Ia juga mengatakan, rencana pembentukan usaha patungan Indonesia dan Jepang sebagai pengelola selanjutnya, juga tetap saja merugikan.

"Tak ada gunanya. Kuncinya, putus hubungan dan kita kelola sendiri," ujarnya.

Inalum didirikan di Jakarta 6 Januari 1976 berdasarkan Perjanjian Induk (Master of Agreement) yang diteken 7 Juli 1975 di Tokyo.

Pemerintah RI saat itu meneken perjanjian dengan 12 perusahaan swasta Jepang.

Mereka adalah Sumitomo Chemical Company Ltd, Sumitomo Shoji Kaisha Ltd, Nippon Light Metal Company Ltd, C Itoh & Co Ltd, dan Nissho Iwai Co Ltd.

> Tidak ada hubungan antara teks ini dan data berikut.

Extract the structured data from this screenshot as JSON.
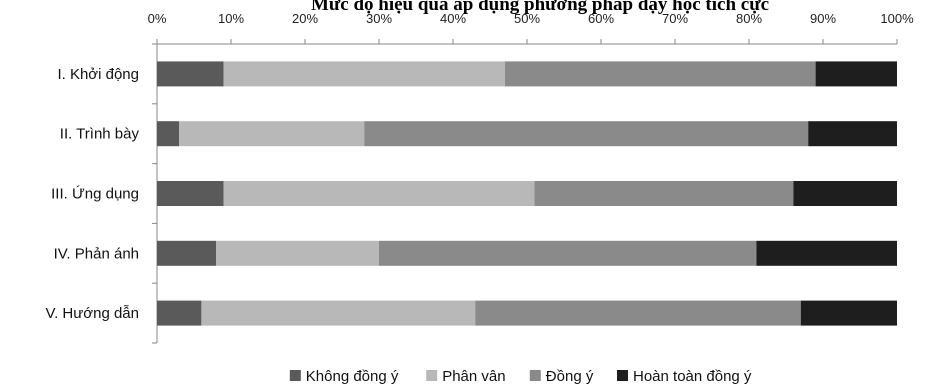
{
  "chart_data": {
    "type": "bar",
    "orientation": "horizontal",
    "stacked": "percent",
    "title": "Mức độ hiệu quả áp dụng phương pháp dạy học tích cực",
    "categories": [
      "I. Khởi động",
      "II. Trình bày",
      "III. Ứng dụng",
      "IV. Phản ánh",
      "V. Hướng dẫn"
    ],
    "series": [
      {
        "name": "Không đồng ý",
        "color": "#5a5a5a",
        "values": [
          9,
          3,
          9,
          8,
          6
        ]
      },
      {
        "name": "Phân vân",
        "color": "#b8b8b8",
        "values": [
          38,
          25,
          42,
          22,
          37
        ]
      },
      {
        "name": "Đồng ý",
        "color": "#8a8a8a",
        "values": [
          42,
          60,
          35,
          51,
          44
        ]
      },
      {
        "name": "Hoàn toàn đồng ý",
        "color": "#1e1e1e",
        "values": [
          11,
          12,
          14,
          19,
          13
        ]
      }
    ],
    "xticks": [
      "0%",
      "10%",
      "20%",
      "30%",
      "40%",
      "50%",
      "60%",
      "70%",
      "80%",
      "90%",
      "100%"
    ],
    "xlim": [
      0,
      100
    ],
    "xaxis_position": "top",
    "grid": false,
    "legend": "bottom"
  }
}
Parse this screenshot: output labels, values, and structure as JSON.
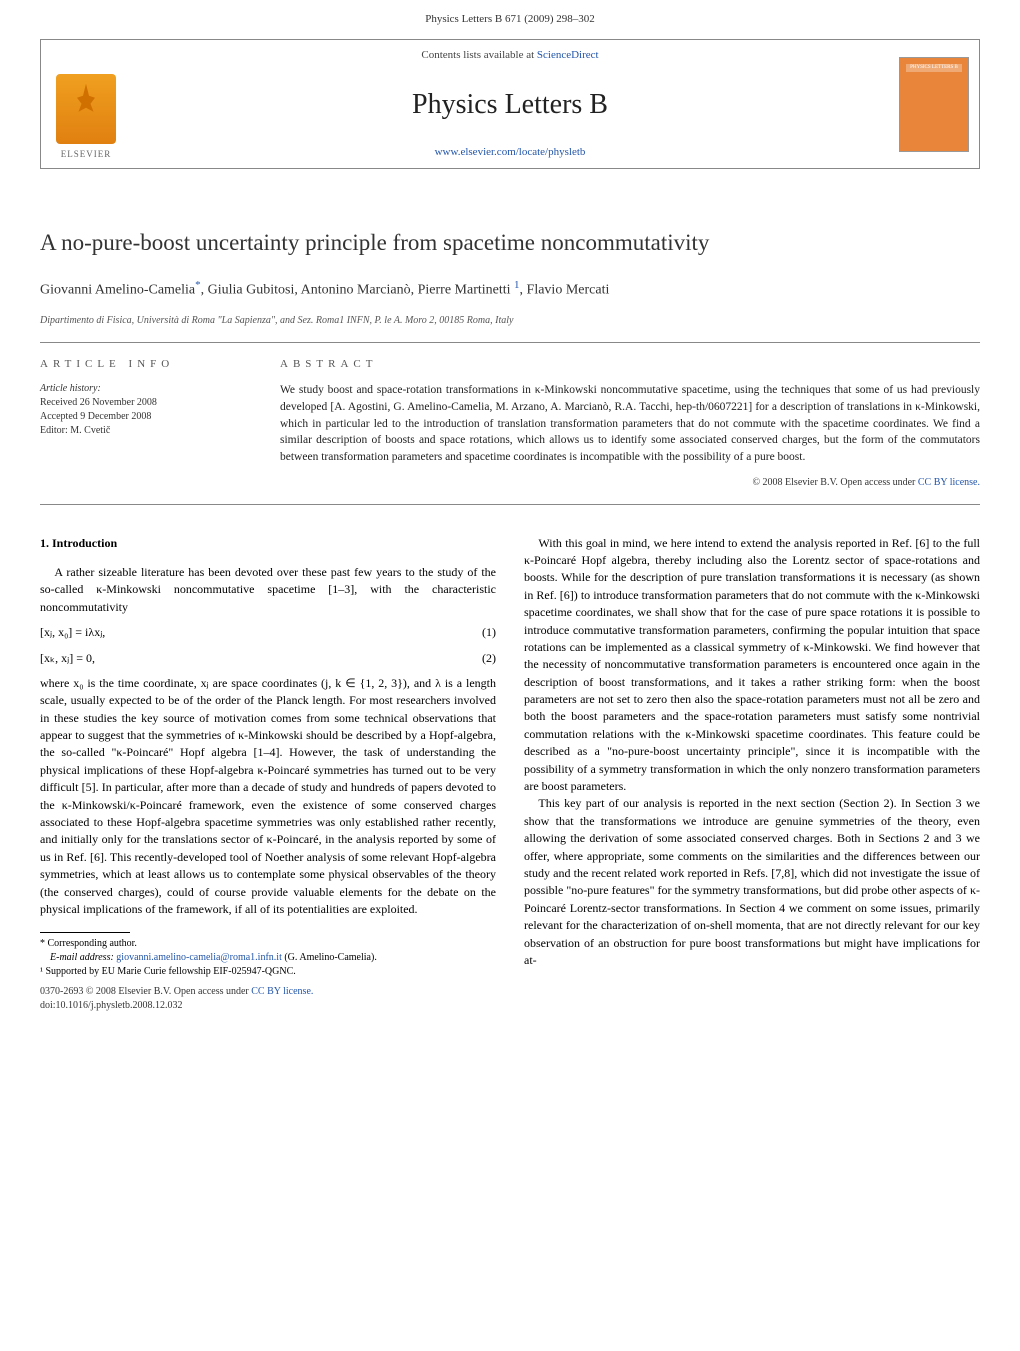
{
  "header": {
    "citation": "Physics Letters B 671 (2009) 298–302"
  },
  "banner": {
    "publisher_logo_label": "ELSEVIER",
    "contents_line_prefix": "Contents lists available at ",
    "contents_line_link": "ScienceDirect",
    "journal_name": "Physics Letters B",
    "journal_url": "www.elsevier.com/locate/physletb",
    "cover_label": "PHYSICS LETTERS B"
  },
  "article": {
    "title": "A no-pure-boost uncertainty principle from spacetime noncommutativity",
    "authors_line": "Giovanni Amelino-Camelia",
    "author_star": "*",
    "authors_rest": ", Giulia Gubitosi, Antonino Marcianò, Pierre Martinetti",
    "author_sup1": "1",
    "authors_last": ", Flavio Mercati",
    "affiliation": "Dipartimento di Fisica, Università di Roma \"La Sapienza\", and Sez. Roma1 INFN, P. le A. Moro 2, 00185 Roma, Italy"
  },
  "info": {
    "label": "article info",
    "history_label": "Article history:",
    "received": "Received 26 November 2008",
    "accepted": "Accepted 9 December 2008",
    "editor": "Editor: M. Cvetič"
  },
  "abstract": {
    "label": "abstract",
    "text": "We study boost and space-rotation transformations in κ-Minkowski noncommutative spacetime, using the techniques that some of us had previously developed [A. Agostini, G. Amelino-Camelia, M. Arzano, A. Marcianò, R.A. Tacchi, hep-th/0607221] for a description of translations in κ-Minkowski, which in particular led to the introduction of translation transformation parameters that do not commute with the spacetime coordinates. We find a similar description of boosts and space rotations, which allows us to identify some associated conserved charges, but the form of the commutators between transformation parameters and spacetime coordinates is incompatible with the possibility of a pure boost.",
    "copyright": "© 2008 Elsevier B.V. ",
    "open_access": "Open access under ",
    "license": "CC BY license."
  },
  "body": {
    "sec1_heading": "1. Introduction",
    "p1": "A rather sizeable literature has been devoted over these past few years to the study of the so-called κ-Minkowski noncommutative spacetime [1–3], with the characteristic noncommutativity",
    "eq1": "[xⱼ, x₀] = iλxⱼ,",
    "eq1n": "(1)",
    "eq2": "[xₖ, xⱼ] = 0,",
    "eq2n": "(2)",
    "p2": "where x₀ is the time coordinate, xⱼ are space coordinates (j, k ∈ {1, 2, 3}), and λ is a length scale, usually expected to be of the order of the Planck length. For most researchers involved in these studies the key source of motivation comes from some technical observations that appear to suggest that the symmetries of κ-Minkowski should be described by a Hopf-algebra, the so-called \"κ-Poincaré\" Hopf algebra [1–4]. However, the task of understanding the physical implications of these Hopf-algebra κ-Poincaré symmetries has turned out to be very difficult [5]. In particular, after more than a decade of study and hundreds of papers devoted to the κ-Minkowski/κ-Poincaré framework, even the existence of some conserved charges associated to these Hopf-algebra spacetime symmetries was only established rather recently, and initially only for the translations sector of κ-Poincaré, in the analysis reported by some of us in Ref. [6]. This recently-developed tool of Noether analysis of some relevant Hopf-algebra symmetries, which at least allows us to contemplate some physical observables of the theory (the conserved charges), could of course provide valuable elements for the debate on the physical implications of the framework, if all of its potentialities are exploited.",
    "p3": "With this goal in mind, we here intend to extend the analysis reported in Ref. [6] to the full κ-Poincaré Hopf algebra, thereby including also the Lorentz sector of space-rotations and boosts. While for the description of pure translation transformations it is necessary (as shown in Ref. [6]) to introduce transformation parameters that do not commute with the κ-Minkowski spacetime coordinates, we shall show that for the case of pure space rotations it is possible to introduce commutative transformation parameters, confirming the popular intuition that space rotations can be implemented as a classical symmetry of κ-Minkowski. We find however that the necessity of noncommutative transformation parameters is encountered once again in the description of boost transformations, and it takes a rather striking form: when the boost parameters are not set to zero then also the space-rotation parameters must not all be zero and both the boost parameters and the space-rotation parameters must satisfy some nontrivial commutation relations with the κ-Minkowski spacetime coordinates. This feature could be described as a \"no-pure-boost uncertainty principle\", since it is incompatible with the possibility of a symmetry transformation in which the only nonzero transformation parameters are boost parameters.",
    "p4": "This key part of our analysis is reported in the next section (Section 2). In Section 3 we show that the transformations we introduce are genuine symmetries of the theory, even allowing the derivation of some associated conserved charges. Both in Sections 2 and 3 we offer, where appropriate, some comments on the similarities and the differences between our study and the recent related work reported in Refs. [7,8], which did not investigate the issue of possible \"no-pure features\" for the symmetry transformations, but did probe other aspects of κ-Poincaré Lorentz-sector transformations. In Section 4 we comment on some issues, primarily relevant for the characterization of on-shell momenta, that are not directly relevant for our key observation of an obstruction for pure boost transformations but might have implications for at-"
  },
  "footnotes": {
    "corr": "* Corresponding author.",
    "email_label": "E-mail address: ",
    "email": "giovanni.amelino-camelia@roma1.infn.it",
    "email_name": " (G. Amelino-Camelia).",
    "note1": "¹ Supported by EU Marie Curie fellowship EIF-025947-QGNC."
  },
  "footer": {
    "issn": "0370-2693 © 2008 Elsevier B.V. ",
    "open_access": "Open access under ",
    "license": "CC BY license.",
    "doi": "doi:10.1016/j.physletb.2008.12.032"
  },
  "colors": {
    "link": "#2255aa",
    "text": "#000000",
    "muted": "#555555",
    "elsevier_orange": "#e8853a"
  }
}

Selain itu, Nichimen Co Ltd, Showa Denko KK, Marubeni Corp, Mitsubishi Corp, dan Mitsui Aluminium Co Ltd.

Sebanyak 41 persen saham Inalum dimiliki Indonesia, sisanya 59 persen milik Jepang melalui Japan Bank for International Cooperation (JBIC) dan 12 perusahaan yang meneken kesepakatan.

Kontrak Inalum akan berakhir pada 2013. Sesuai ketentuan yang diteken dalam perjanjian, tiga tahun sebelum masa kontrak berbentuk "build, operate, and transfer" (BOT) itu berakhir, semua pembayaran utang harus lunas.

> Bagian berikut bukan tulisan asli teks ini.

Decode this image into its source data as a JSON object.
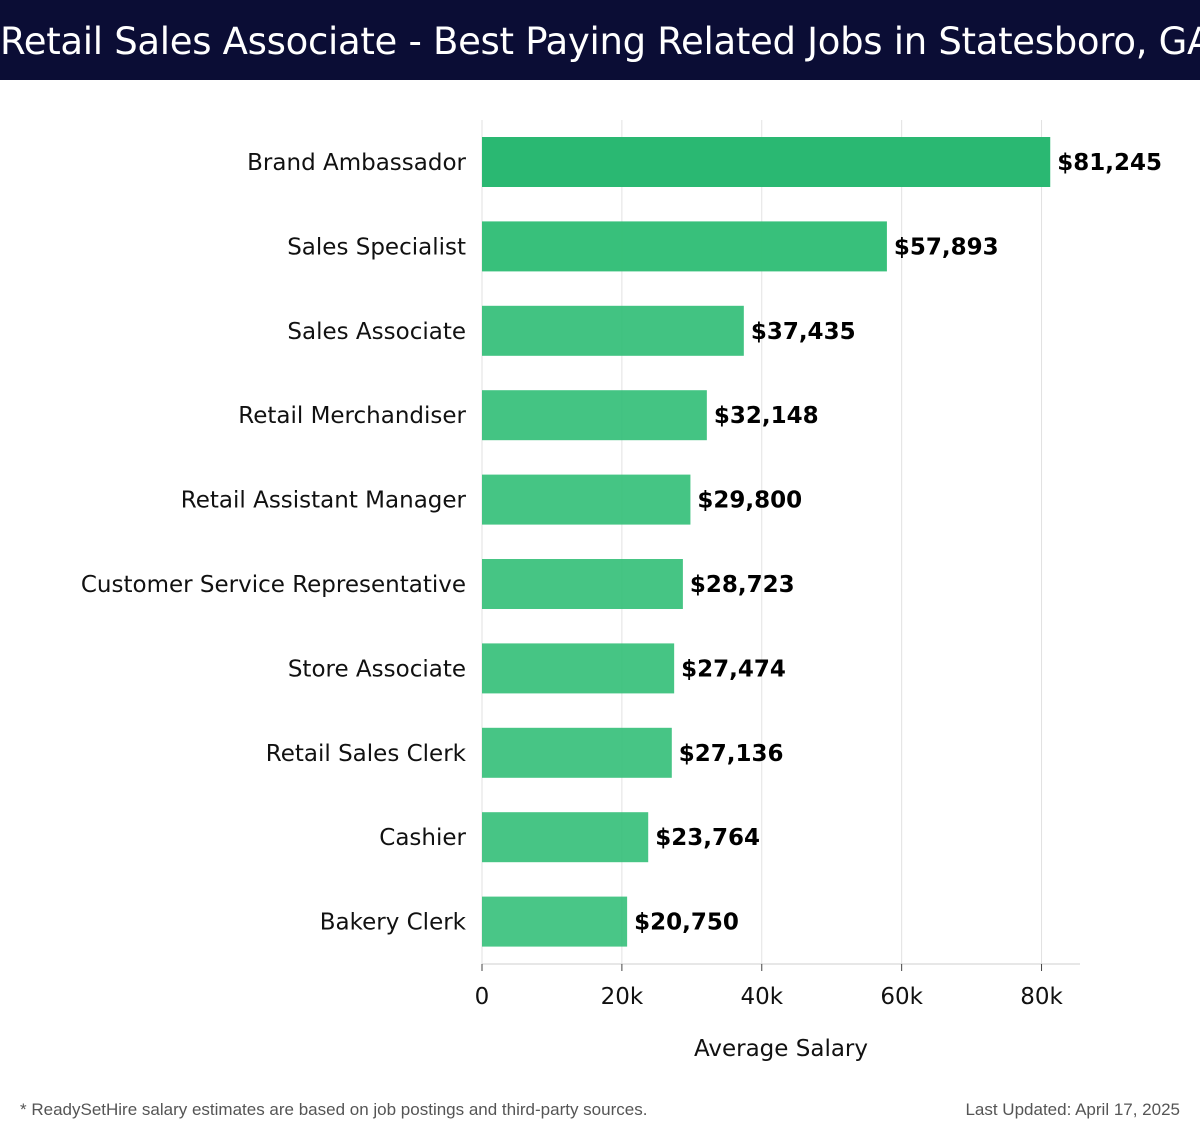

Investasi proyek raksasa Asahan sejak 1976 menelan dana sekitar 400 miliar yen atau setara Rp50 triliun dengan modal pinjaman dari Jepang.

Ichsan menilai, sejak Inalum berdiri, Indonesia telah menyubsidi Jepang baik sumberdaya alam, biaya yakni pasokan listrik, maupun barang olahan aluminium berkualitas tinggi yang diekspor ke Jepang.

"Jepang untung, kita rugi," katanya.

Ia juga mengatakan, bunga pinjaman yang diberikan Jepang untuk proyek Inalum tidaklah murah.

"Bunga di tempat mereka (Jepang) memang hanya 0,1 persen, namun dijual ke Indonesia 1 persen atau naik 10 kali lipat," kata Ichsan.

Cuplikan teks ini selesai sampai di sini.